Mais Victor ne restera pas longtemps au dépôt : le 29 juin, il est désigné pour la "Flottille des torpilleurs de Dunkerque", et, le 3 novembre, il embarque sur le torpilleur d’escadre "Etendard", commandé par le lieutenant de vaisseau Pierre Mazaré.
Dans la nuit du 24 au 25 avril 1917, "l’Etendard" patrouille le long du littoral, sur les bancs de Flandre. Vers 02 h 00, apercevant des navires semblant provenir de Dunkerque, le commandant fait faire les signaux de reconnaissance prévus, auxquels il est répondu par un déluge de feu. Ce sont, en fait, sept torpilleurs allemands, qui viennent effectivement de bombarder Dunkerque et vont mettre à mal le bâtiment français totalement isolé. Atteint par une torpille, "l’Etendard" est coupé en deux et coule en quelques minutes ; seule une petite partie de l'arrière émerge devant la plage de Malo-les-Bains. Les Allemands cessent de tirer pour recueillir d’éventuels survivants, mais l’arrivée de renforts français les fait fuir.
Il n’y aura que deux rescapés qui arriveront à gagner la côte à la nage, et sur les soixante-dix autres hommes de l’équipage, on ne retrouvera qu’une dizaine de corps ; celui de Victor n’en fait pas partie.
Le torpilleur d’escadre "Etendard" et son commandant ont été cités : à l’ordre de l’armée (Journal Officiel du 17 mai 1917) :
"Le torpilleur d’escadre "Etendard", sous l’action énergique de son commandant, le lieutenant de vaisseau Mazaré, s’est toujours distingué par sa belle tenue militaire et son ardeur. A péri glorieusement, dans un combat inégal contre plusieurs destroyers allemands, dans la nuit du 24-25 avril 1917".

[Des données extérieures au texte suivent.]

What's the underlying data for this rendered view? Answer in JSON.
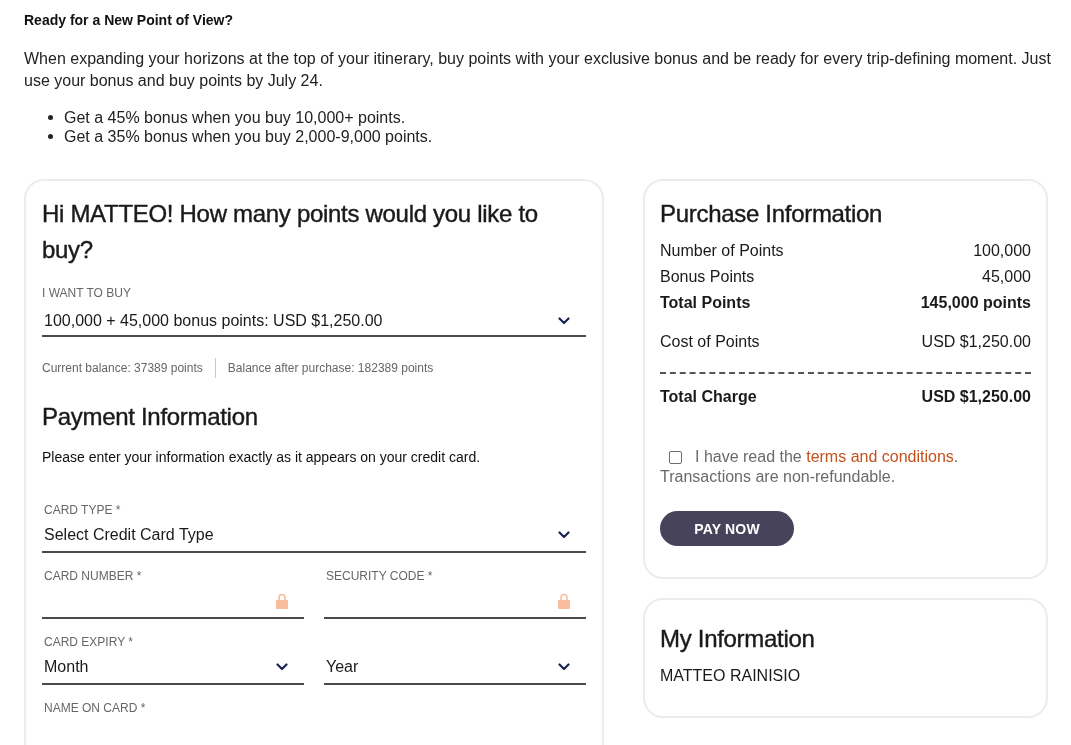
{
  "intro": {
    "heading": "Ready for a New Point of View?",
    "paragraph": "When expanding your horizons at the top of your itinerary, buy points with your exclusive bonus and be ready for every trip-defining moment. Just use your bonus and buy points by July 24.",
    "bullets": [
      "Get a 45% bonus when you buy 10,000+ points.",
      "Get a 35% bonus when you buy 2,000-9,000 points."
    ]
  },
  "points_form": {
    "title": "Hi MATTEO! How many points would you like to buy?",
    "quantity": {
      "label": "I WANT TO BUY",
      "value": "100,000 + 45,000 bonus points: USD $1,250.00"
    },
    "balances": [
      "Current balance: 37389 points",
      "Balance after purchase: 182389 points"
    ]
  },
  "payment": {
    "title": "Payment Information",
    "instructions": "Please enter your information exactly as it appears on your credit card.",
    "field_rows": [
      [
        {
          "kind": "select",
          "label": "CARD TYPE *",
          "value": "Select Credit Card Type"
        }
      ],
      [
        {
          "kind": "secure",
          "label": "CARD NUMBER *"
        },
        {
          "kind": "secure",
          "label": "SECURITY CODE *"
        }
      ],
      [
        {
          "kind": "select",
          "label": "CARD EXPIRY *",
          "value": "Month"
        },
        {
          "kind": "select",
          "value": "Year"
        }
      ],
      [
        {
          "kind": "label_only",
          "label": "NAME ON CARD *"
        }
      ]
    ]
  },
  "purchase": {
    "title": "Purchase Information",
    "lines": [
      {
        "label": "Number of Points",
        "value": "100,000",
        "bold": false
      },
      {
        "label": "Bonus Points",
        "value": "45,000",
        "bold": false
      },
      {
        "label": "Total Points",
        "value": "145,000 points",
        "bold": true
      },
      {
        "label": "Cost of Points",
        "value": "USD $1,250.00",
        "bold": false
      }
    ],
    "total": {
      "label": "Total Charge",
      "value": "USD $1,250.00"
    },
    "terms": {
      "checked": false,
      "before": "I have read the ",
      "link": "terms and conditions",
      "after": ".",
      "note": "Transactions are non-refundable."
    },
    "button": "PAY NOW"
  },
  "my_information": {
    "title": "My Information",
    "name": "MATTEO RAINISIO"
  }
}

Le matelot chauffeur de 1re classe Victor Outin laisse une veuve qui dût travailler comme lavandière pour élever son fils de 2 ans, avant d'épouser, quelques temps plus tard, son beau-frère, Jean-Baptiste Outin, lui-même terre-neuvas. De leur union naîtra un fils, Jean, qui sera tué pendant la Seconde Guerre Mondiale alors que, faisant partie de la compagnie des "Forces Françaises de l'Intérieur" de Plouha (groupe de Plourhan-Saint-Quay), il servait comme démineur. Il est, lui aussi, "Mort pour la France".
Les noms de Victor Outin et de Jean Outin sont gravés sur le Monument aux Morts de Plourhan.
- Médaille Militaire
- Médaille commémorative de la Grande Guerre
- Service Historique de la Défense de Brest
- Histoire de la marine marchande française Jean Randier
Etendard
Torpilleur de 335 tonnes, 6 400 cv, 30 noeuds, en patrouille devant Dunkerque, s'oppose à une flottille de vedettes lance-torpilles allemande qui attaquent le port. Reçoit une torpille dans sa soute à munitions, explose, il n'y aura pas de survivant. Equipage 75 ou 71 h.